13. Miller's critics tend to be critics of evolutionary psychology generally, not of Miller in particular. For example, Stephen Rose (2000) finds evolutionary psychologists "trapped within an almost religious longing for simple-minded explanations" thereby failing to recognize "the complexity of the world we live in, and the necessary autonomy of the many disciplines trying to understand and explain it." In contrast, Deborah Zion (2000) found The Mating Mind "thoughtful, witty and vividly written" although perhaps somewhat "mindlessly optimistic." Is it really a "groundbreaking book that will transform our understanding of our species"? Perhaps. Easy to read, it brings an important message to where it might otherwise never go.

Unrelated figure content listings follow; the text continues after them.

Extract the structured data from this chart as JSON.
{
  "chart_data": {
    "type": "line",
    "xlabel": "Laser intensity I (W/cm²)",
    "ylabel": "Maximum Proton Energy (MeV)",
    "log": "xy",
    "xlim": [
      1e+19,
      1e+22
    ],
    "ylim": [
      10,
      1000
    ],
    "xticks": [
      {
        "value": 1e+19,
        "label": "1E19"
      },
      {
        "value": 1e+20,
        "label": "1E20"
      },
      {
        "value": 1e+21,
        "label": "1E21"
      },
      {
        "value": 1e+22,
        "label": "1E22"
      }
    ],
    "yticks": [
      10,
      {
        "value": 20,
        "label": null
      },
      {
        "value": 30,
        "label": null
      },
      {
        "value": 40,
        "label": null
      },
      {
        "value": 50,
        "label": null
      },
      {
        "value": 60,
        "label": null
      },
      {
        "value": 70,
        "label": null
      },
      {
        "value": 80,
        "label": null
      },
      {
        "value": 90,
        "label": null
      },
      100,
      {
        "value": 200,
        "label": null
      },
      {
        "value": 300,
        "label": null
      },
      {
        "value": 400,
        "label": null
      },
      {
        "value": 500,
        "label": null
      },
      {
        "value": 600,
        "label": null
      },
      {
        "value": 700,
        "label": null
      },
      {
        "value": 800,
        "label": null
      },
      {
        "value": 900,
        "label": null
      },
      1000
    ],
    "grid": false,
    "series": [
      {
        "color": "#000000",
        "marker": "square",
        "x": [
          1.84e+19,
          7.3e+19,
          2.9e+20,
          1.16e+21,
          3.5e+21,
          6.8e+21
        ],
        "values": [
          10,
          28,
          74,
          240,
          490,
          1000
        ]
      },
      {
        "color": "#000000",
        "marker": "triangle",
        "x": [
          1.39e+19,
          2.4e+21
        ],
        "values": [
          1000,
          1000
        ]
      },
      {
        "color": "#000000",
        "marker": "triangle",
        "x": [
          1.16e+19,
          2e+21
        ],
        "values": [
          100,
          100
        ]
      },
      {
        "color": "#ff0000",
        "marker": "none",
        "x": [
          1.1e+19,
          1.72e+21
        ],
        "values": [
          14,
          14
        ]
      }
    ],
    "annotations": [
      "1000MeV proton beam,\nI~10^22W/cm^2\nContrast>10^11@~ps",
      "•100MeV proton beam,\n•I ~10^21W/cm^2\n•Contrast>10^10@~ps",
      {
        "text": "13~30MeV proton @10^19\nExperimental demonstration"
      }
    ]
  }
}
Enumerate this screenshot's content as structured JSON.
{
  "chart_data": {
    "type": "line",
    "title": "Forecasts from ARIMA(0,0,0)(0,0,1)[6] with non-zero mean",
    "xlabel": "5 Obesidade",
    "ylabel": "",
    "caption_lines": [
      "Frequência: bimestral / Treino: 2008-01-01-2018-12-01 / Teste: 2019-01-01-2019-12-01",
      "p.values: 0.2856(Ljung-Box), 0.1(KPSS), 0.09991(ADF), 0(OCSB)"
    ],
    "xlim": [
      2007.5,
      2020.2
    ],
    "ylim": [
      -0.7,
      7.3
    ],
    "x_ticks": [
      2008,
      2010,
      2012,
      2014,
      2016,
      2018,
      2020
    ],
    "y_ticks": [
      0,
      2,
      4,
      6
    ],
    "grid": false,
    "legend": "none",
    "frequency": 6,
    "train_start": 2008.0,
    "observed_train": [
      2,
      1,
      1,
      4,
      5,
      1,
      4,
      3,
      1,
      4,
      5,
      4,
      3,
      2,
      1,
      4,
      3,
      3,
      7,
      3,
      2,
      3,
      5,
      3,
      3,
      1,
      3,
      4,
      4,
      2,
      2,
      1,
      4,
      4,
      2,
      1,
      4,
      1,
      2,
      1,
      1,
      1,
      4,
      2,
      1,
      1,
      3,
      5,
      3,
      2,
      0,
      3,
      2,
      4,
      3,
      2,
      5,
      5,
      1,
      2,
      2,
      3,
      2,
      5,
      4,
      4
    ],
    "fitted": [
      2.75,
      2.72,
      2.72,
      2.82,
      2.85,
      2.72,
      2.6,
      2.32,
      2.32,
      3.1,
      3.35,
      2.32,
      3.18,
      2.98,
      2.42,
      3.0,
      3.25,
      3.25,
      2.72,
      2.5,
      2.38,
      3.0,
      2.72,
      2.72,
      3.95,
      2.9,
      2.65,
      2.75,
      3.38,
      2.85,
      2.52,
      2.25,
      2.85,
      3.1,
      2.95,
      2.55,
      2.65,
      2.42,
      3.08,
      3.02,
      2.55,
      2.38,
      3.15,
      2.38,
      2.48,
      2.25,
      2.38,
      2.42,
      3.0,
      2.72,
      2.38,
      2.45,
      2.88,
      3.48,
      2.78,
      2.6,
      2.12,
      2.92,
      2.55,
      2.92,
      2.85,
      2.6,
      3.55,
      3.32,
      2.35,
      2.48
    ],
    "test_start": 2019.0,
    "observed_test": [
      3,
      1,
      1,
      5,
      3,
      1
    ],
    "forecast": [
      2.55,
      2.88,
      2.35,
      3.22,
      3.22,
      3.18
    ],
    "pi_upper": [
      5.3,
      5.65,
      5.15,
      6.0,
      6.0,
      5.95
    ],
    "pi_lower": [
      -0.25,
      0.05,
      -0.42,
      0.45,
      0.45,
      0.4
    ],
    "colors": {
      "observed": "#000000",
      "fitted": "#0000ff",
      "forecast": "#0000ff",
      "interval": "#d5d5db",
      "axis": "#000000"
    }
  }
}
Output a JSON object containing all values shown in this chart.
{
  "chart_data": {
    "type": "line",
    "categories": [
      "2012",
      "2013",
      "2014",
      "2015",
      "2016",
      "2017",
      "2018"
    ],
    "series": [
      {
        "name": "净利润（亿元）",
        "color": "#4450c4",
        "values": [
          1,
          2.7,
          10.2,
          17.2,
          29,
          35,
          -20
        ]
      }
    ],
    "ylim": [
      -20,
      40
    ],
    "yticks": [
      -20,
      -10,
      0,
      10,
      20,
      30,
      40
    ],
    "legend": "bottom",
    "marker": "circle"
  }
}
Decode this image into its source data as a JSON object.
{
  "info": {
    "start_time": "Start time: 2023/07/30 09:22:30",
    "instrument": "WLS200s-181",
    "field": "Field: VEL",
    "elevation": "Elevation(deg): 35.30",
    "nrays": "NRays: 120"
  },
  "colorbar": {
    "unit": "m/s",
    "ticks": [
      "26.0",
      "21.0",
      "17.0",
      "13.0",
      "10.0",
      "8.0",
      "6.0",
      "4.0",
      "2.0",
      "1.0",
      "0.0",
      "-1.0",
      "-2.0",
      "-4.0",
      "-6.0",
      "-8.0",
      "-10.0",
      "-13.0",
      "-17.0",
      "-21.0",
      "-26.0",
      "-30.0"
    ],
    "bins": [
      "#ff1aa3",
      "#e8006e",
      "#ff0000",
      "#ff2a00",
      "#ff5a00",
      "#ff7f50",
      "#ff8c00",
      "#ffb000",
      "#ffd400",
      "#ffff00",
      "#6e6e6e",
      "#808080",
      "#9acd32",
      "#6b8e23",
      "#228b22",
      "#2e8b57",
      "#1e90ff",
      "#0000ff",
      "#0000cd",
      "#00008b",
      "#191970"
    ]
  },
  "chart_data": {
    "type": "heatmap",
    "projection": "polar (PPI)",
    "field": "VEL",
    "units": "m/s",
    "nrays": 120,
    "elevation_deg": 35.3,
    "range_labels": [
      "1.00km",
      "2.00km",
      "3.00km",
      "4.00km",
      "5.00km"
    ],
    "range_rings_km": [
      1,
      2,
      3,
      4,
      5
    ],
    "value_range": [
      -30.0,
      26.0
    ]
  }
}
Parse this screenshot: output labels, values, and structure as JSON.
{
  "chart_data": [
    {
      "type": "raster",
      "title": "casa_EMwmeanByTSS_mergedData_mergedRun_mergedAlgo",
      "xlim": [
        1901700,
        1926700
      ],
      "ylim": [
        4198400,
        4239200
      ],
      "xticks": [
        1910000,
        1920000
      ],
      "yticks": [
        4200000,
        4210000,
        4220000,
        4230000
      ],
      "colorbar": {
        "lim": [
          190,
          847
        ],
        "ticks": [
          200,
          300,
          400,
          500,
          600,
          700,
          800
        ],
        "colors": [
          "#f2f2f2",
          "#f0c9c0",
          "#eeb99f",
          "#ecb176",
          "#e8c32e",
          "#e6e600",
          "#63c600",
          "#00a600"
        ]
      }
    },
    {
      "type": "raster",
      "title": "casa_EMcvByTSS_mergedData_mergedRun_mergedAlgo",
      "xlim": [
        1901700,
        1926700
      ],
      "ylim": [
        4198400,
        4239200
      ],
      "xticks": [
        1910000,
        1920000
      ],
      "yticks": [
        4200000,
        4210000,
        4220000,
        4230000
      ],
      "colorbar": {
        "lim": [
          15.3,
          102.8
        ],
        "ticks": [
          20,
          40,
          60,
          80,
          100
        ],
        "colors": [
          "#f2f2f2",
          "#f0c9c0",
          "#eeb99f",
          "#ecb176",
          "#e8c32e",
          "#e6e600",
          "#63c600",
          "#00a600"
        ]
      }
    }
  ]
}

14. But I was not always convinced by his conjectures. The book's length and repetitions sometimes bored me and I was frustrated by his omission of any extended treatment of sexually selected aggression or other negative behaviors. Finally, more personally, although Miller used the phrase "in love" at least a dozen times, I'd like to have been given a definition and some consideration of its possible adaptation through sexual selection.

REFERENCES

Buss, David M. (1989). Sex differences in human mate selection: Evolutionary hypotheses tested in 37 cultures. Behavioral and Brain Sciences 12 (1), 1-49.

Calvin, William (2002). A Brain for All Seasons: Human Evolution and Abrupt Climate Change (University of Chicago Press).

Cronin, Helena (1991). The Ant and the Peacock: Altruism and sexual selection from Darwin to today. (Cambridge University Press).

Darwin, Charles (1871). The Descent of Man (John Murray, London).

Fisher, R. A. (1930). The Genetical Theory of Natural Selection (Clarendon Press, Oxford).

Kohn, Marek and Mithen, Steven (1999). Handaxes: Products of Sexual Selection? (Antiquity 73, 1999: 518-26).

Miller, G. F. (2000) The mating mind: How sexual choice shaped the evolution of human nature. (New York: Anchor Books).

Miller,G.F. (2001) Precis of: The Mating Mind: How Sexual Choice Shaped the Evolution of Human Nature. PSYCOLOQUY 12(008) http://www.cogsci.soton.ac.uk/cgi/psyc/newpsy?12.008

Rose, Hilary and Stephen (Eds.) (2000). Alas, Poor Darwin: Arguments against evolutionary psychology. (Cape).

Zahavi, Amotz (1975). Mate Selection: A Selection for a handicap. Journal of Theoretical Biology, 53, 205-214.

Zion, Deborah (2000). "Why brainy is sexy." (The Age Company Ltd.)